The recent reporting of LVS’s latest disclosure (and several other examples could also be cited in the FCPA context) was not the media’s finest FCPA moment.

Thus, LVS was justified in its Sunday press release titled “LVS Fires Back at Misleading and Sensationalistic Reporting of Company’s Most Recent Financial Disclosure” which stated as follows.

“Las Vegas Sands Corp. today fired back at various media headlines and press reports that have suggested that the company violated any of the anti-bribery provisions of the Foreign Corrupt Practices Act (FCPA).  The company did not report any violations of the anti-bribery provisions of the FCPA and it said news reports stating otherwise, such as the headline in today’s New York Times which described the matter by saying “Casino Says it Likely Cheated,” are both inflammatory and defamatory. The company said it will vigorously defend itself against that type of uninformed and misleading reporting. In the company’s 10-K disclosure filed with the Securities and Exchange Commission(SEC) last Friday it made no such statement and insists no violations of the anti-bribery provisions of the FCPA have occurred. Instead, the company said that in its preliminary findings the company’s Audit Committee had advised that there were “likely violations” of the books and records and internal controls provisions (i.e. “accounting provisions”) of the FCPA. A potential violation of the accounting provisions could range anywhere from a single transaction recorded incorrectly to other errors in the accounting records.
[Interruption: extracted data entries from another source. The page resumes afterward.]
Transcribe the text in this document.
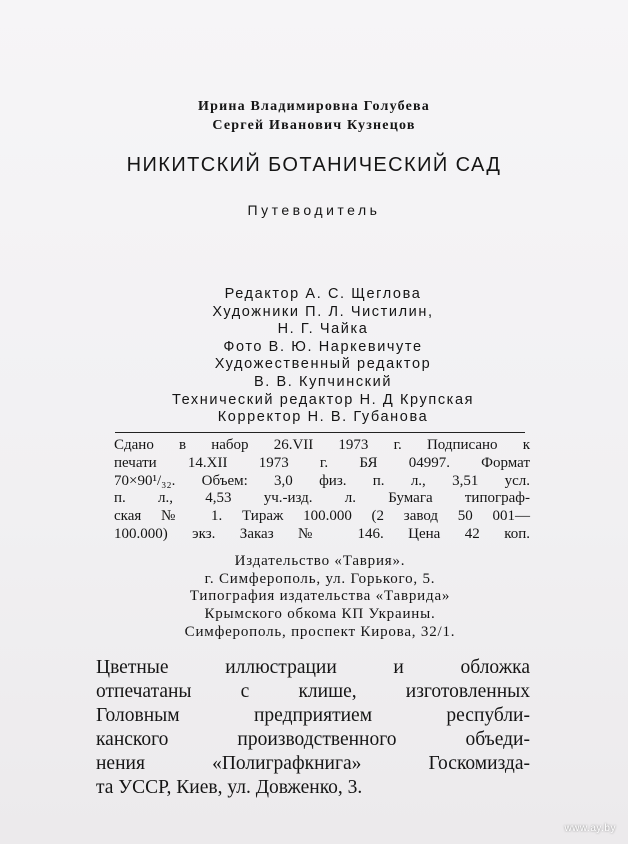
Ирина Владимировна Голубева
Сергей Иванович Кузнецов
НИКИТСКИЙ БОТАНИЧЕСКИЙ САД
Путеводитель
Редактор А. С. Щеглова
Художники П. Л. Чистилин,
Н. Г. Чайка
Фото В. Ю. Наркевичуте
Художественный редактор
В. В. Купчинский
Технический редактор Н. Д Крупская
Корректор Н. В. Губанова
Сдано в набор 26.VII 1973 г. Подписано к
печати 14.XII 1973 г. БЯ 04997. Формат
70×90¹/₃₂. Объем: 3,0 физ. п. л., 3,51 усл.
п. л., 4,53 уч.-изд. л. Бумага типограф-
ская № 1. Тираж 100.000 (2 завод 50 001—
100.000) экз. Заказ № 146. Цена 42 коп.
Издательство «Таврия».
г. Симферополь, ул. Горького, 5.
Типография издательства «Таврида»
Крымского обкома КП Украины.
Симферополь, проспект Кирова, 32/1.
Цветные иллюстрации и обложка
отпечатаны с клише, изготовленных
Головным предприятием республи-
канского производственного объеди-
нения «Полиграфкнига» Госкомизда-
та УССР, Киев, ул. Довженко, 3.
www.ay.by
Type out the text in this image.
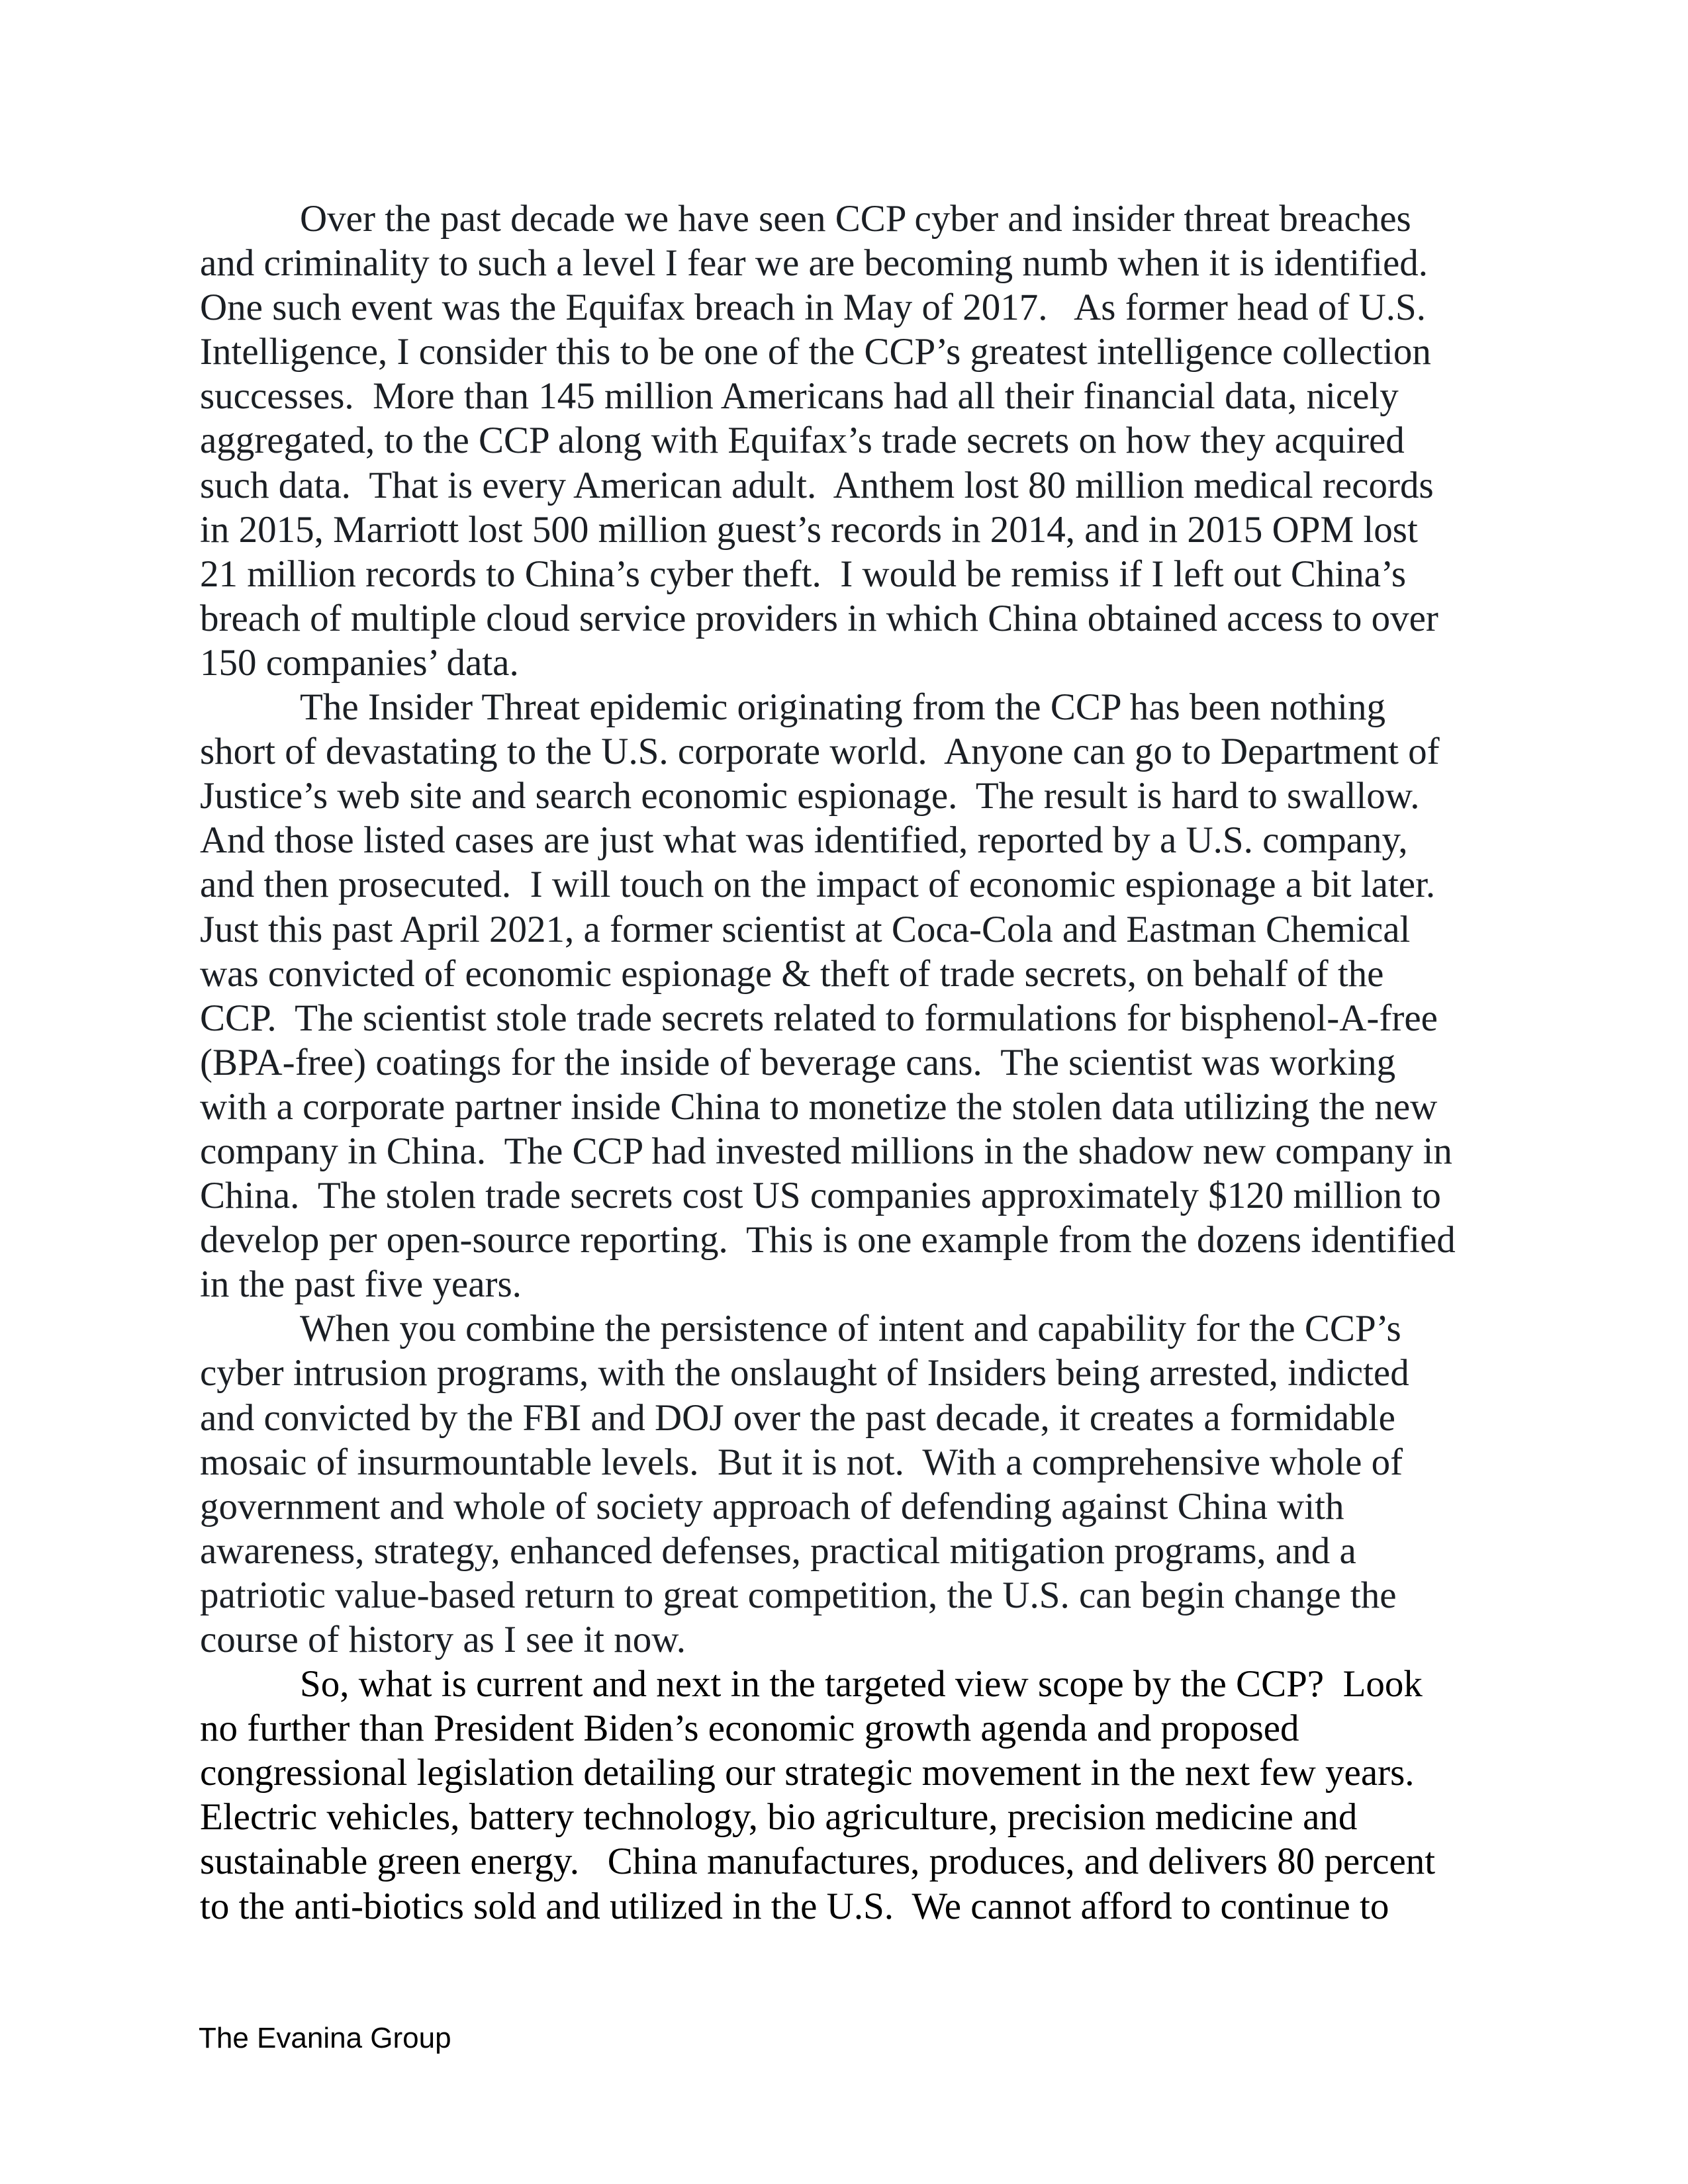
Over the past decade we have seen CCP cyber and insider threat breaches
and criminality to such a level I fear we are becoming numb when it is identified.
One such event was the Equifax breach in May of 2017.   As former head of U.S.
Intelligence, I consider this to be one of the CCP’s greatest intelligence collection
successes.  More than 145 million Americans had all their financial data, nicely
aggregated, to the CCP along with Equifax’s trade secrets on how they acquired
such data.  That is every American adult.  Anthem lost 80 million medical records
in 2015, Marriott lost 500 million guest’s records in 2014, and in 2015 OPM lost
21 million records to China’s cyber theft.  I would be remiss if I left out China’s
breach of multiple cloud service providers in which China obtained access to over
150 companies’ data.

The Insider Threat epidemic originating from the CCP has been nothing
short of devastating to the U.S. corporate world.  Anyone can go to Department of
Justice’s web site and search economic espionage.  The result is hard to swallow.
And those listed cases are just what was identified, reported by a U.S. company,
and then prosecuted.  I will touch on the impact of economic espionage a bit later.
Just this past April 2021, a former scientist at Coca-Cola and Eastman Chemical
was convicted of economic espionage & theft of trade secrets, on behalf of the
CCP.  The scientist stole trade secrets related to formulations for bisphenol-A-free
(BPA-free) coatings for the inside of beverage cans.  The scientist was working
with a corporate partner inside China to monetize the stolen data utilizing the new
company in China.  The CCP had invested millions in the shadow new company in
China.  The stolen trade secrets cost US companies approximately $120 million to
develop per open-source reporting.  This is one example from the dozens identified
in the past five years.

When you combine the persistence of intent and capability for the CCP’s
cyber intrusion programs, with the onslaught of Insiders being arrested, indicted
and convicted by the FBI and DOJ over the past decade, it creates a formidable
mosaic of insurmountable levels.  But it is not.  With a comprehensive whole of
government and whole of society approach of defending against China with
awareness, strategy, enhanced defenses, practical mitigation programs, and a
patriotic value-based return to great competition, the U.S. can begin change the
course of history as I see it now.

So, what is current and next in the targeted view scope by the CCP?  Look
no further than President Biden’s economic growth agenda and proposed
congressional legislation detailing our strategic movement in the next few years.
Electric vehicles, battery technology, bio agriculture, precision medicine and
sustainable green energy.   China manufactures, produces, and delivers 80 percent
to the anti-biotics sold and utilized in the U.S.  We cannot afford to continue to

The Evanina Group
Additionally, the company’s independent auditors — who have been auditing the company for more than a decade — issued an unqualified opinion on the financial statements for the year ended December 31, 2012. Those financial statements also included the disclosure that any violations of the accounting provisions have not had a material impact on the financial statements of the company and did not warrant any restatement of its past financial statements.”